Being more open than ChatGPT or Claude doesn't mean there should be no limits. The restrictions other AI companies implement aren't just corporate overcaution, they exist because laws against non-consensual intimate imagery, stalking facilitation, and child exploitation exist. Those laws apply to AI systems too. The difference between Grok and other chatbots isn't just about philosophical approaches to AI safety. It's about whether you're complying with existing legal frameworks designed to protect people from harm.
xAI's investors, the Pentagon's procurement officials, and El Salvador's education ministry all made choices here. They chose to back, deploy, and integrate an AI system with a documented pattern of enabling harassment. They decided the risk was acceptable.

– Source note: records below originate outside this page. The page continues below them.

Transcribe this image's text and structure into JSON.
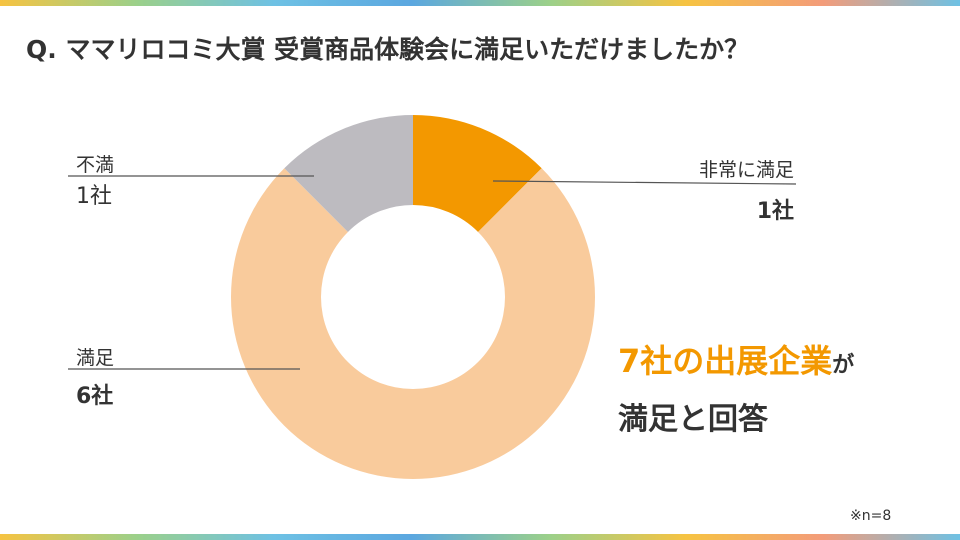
{
  "title": "Q. ママリロコミ大賞 受賞商品体験会に満足いただけましたか？",
  "chart_data": {
    "type": "pie",
    "title": "Q. ママリロコミ大賞 受賞商品体験会に満足いただけましたか？",
    "categories": [
      "非常に満足",
      "満足",
      "不満"
    ],
    "values": [
      1,
      6,
      1
    ],
    "value_labels": [
      "1社",
      "6社",
      "1社"
    ],
    "colors": [
      "#F39800",
      "#F9CB9C",
      "#BDBBC0"
    ],
    "style": "donut",
    "legend": "none"
  },
  "labels": {
    "very_satisfied": {
      "name": "非常に満足",
      "value": "1社"
    },
    "satisfied": {
      "name": "満足",
      "value": "6社"
    },
    "dissatisfied": {
      "name": "不満",
      "value": "1社"
    }
  },
  "headline": {
    "highlight": "7社の出展企業",
    "ga": "が",
    "line2": "満足と回答"
  },
  "note": "※n=8",
  "colors": {
    "accent": "#F39800",
    "text": "#333333"
  }
}
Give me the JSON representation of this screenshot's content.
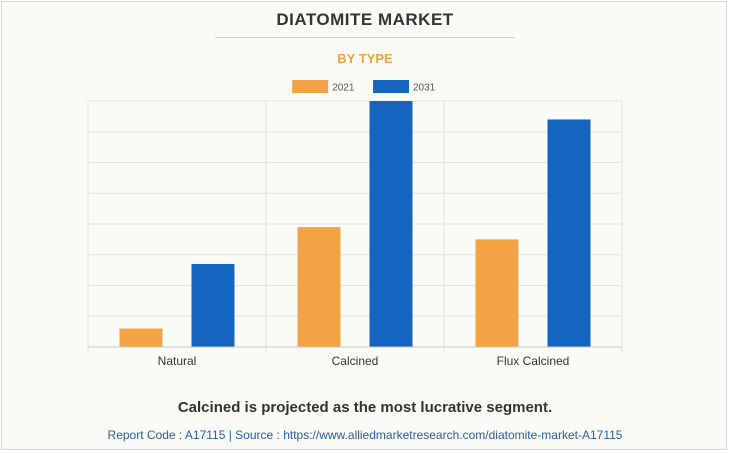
{
  "header": {
    "title": "DIATOMITE MARKET",
    "subtitle": "BY TYPE"
  },
  "chart_data": {
    "type": "bar",
    "title": "DIATOMITE MARKET",
    "subtitle": "BY TYPE",
    "categories": [
      "Natural",
      "Calcined",
      "Flux Calcined"
    ],
    "series": [
      {
        "name": "2021",
        "color": "#f2a444",
        "values": [
          6,
          39,
          35
        ]
      },
      {
        "name": "2031",
        "color": "#1565c0",
        "values": [
          27,
          80,
          74
        ]
      }
    ],
    "ylim": [
      0,
      80
    ],
    "xlabel": "",
    "ylabel": "",
    "grid": true,
    "legend_position": "top-center"
  },
  "footer": {
    "headline": "Calcined is projected as the most lucrative segment.",
    "source": "Report Code : A17115  |  Source : https://www.alliedmarketresearch.com/diatomite-market-A17115"
  }
}
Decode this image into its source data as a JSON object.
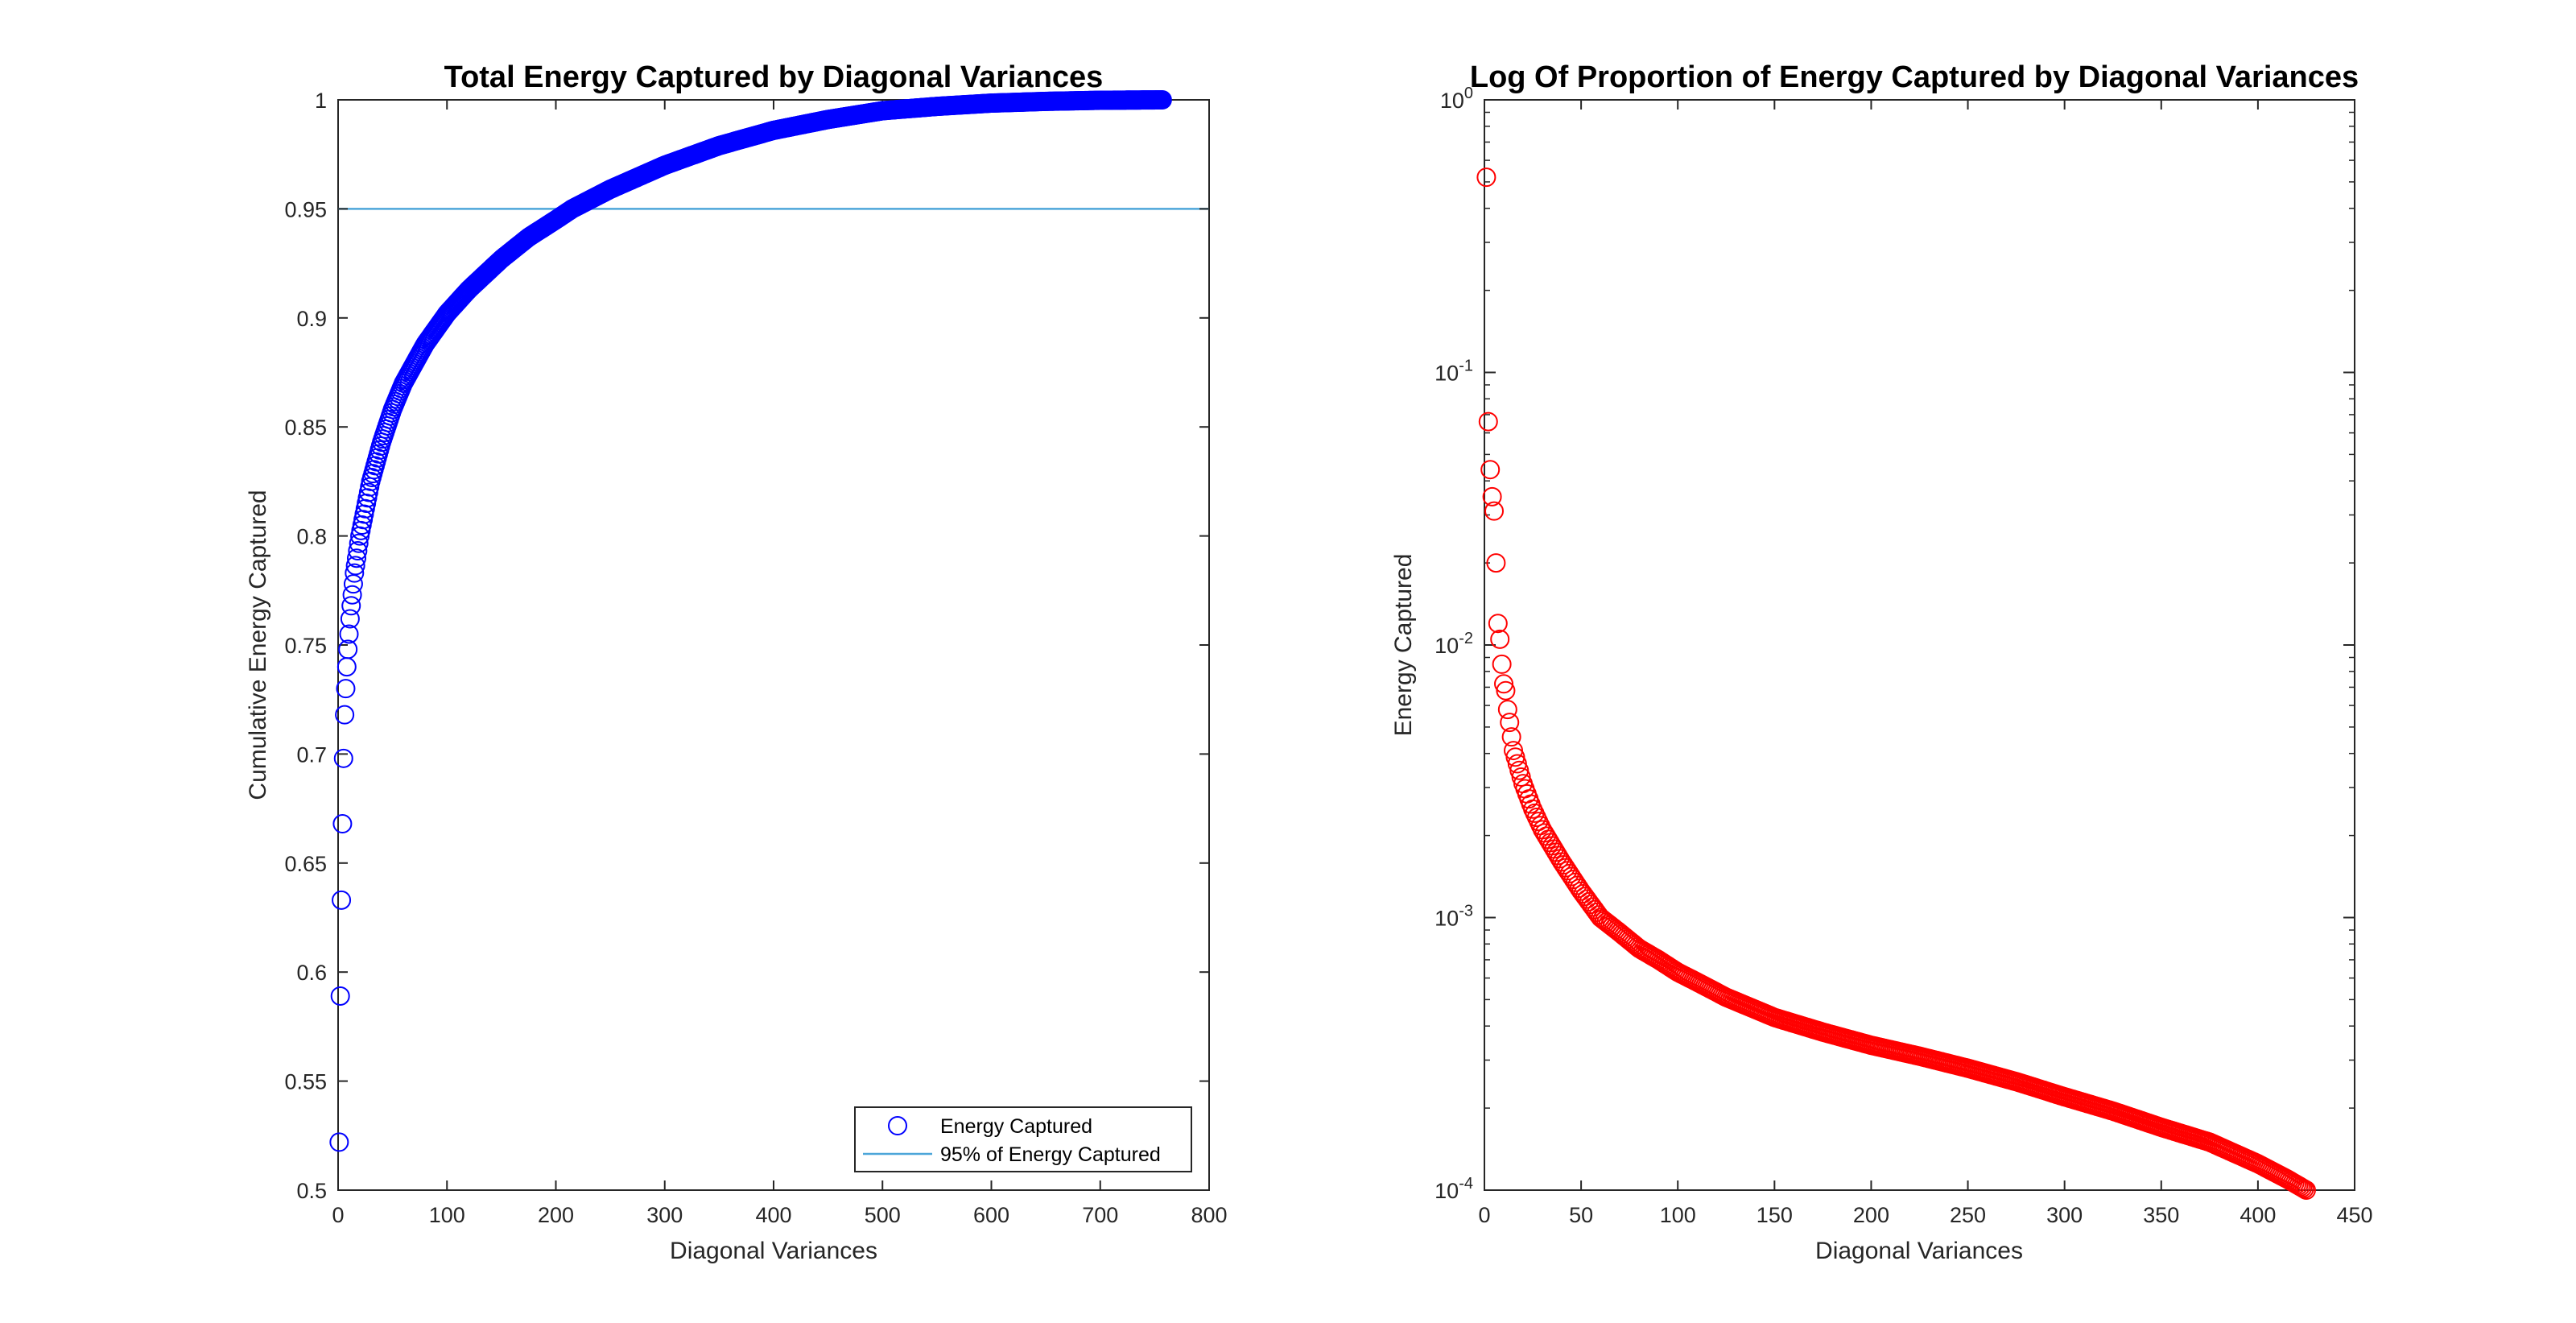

The question is: acceptable to whom? Because it certainly isn't acceptable to the women being digitally undressed according to reports from OpIndia and The Hindu, the potential stalking victims receiving detailed action plans as documented by Futurism, or the students being taught by an AI that has repeatedly crossed ethical lines.
We need to talk about Grok. Not because AI is inherently dangerous, but because this specific implementation, backed by these specific choices, has created specific harms that are getting worse. The technology can't be unbuilt. But the decisions about how it's deployed, who gets access, and what safeguards exist, those are still being made. Right now, those decisions favor shock value over safety. That needs to change.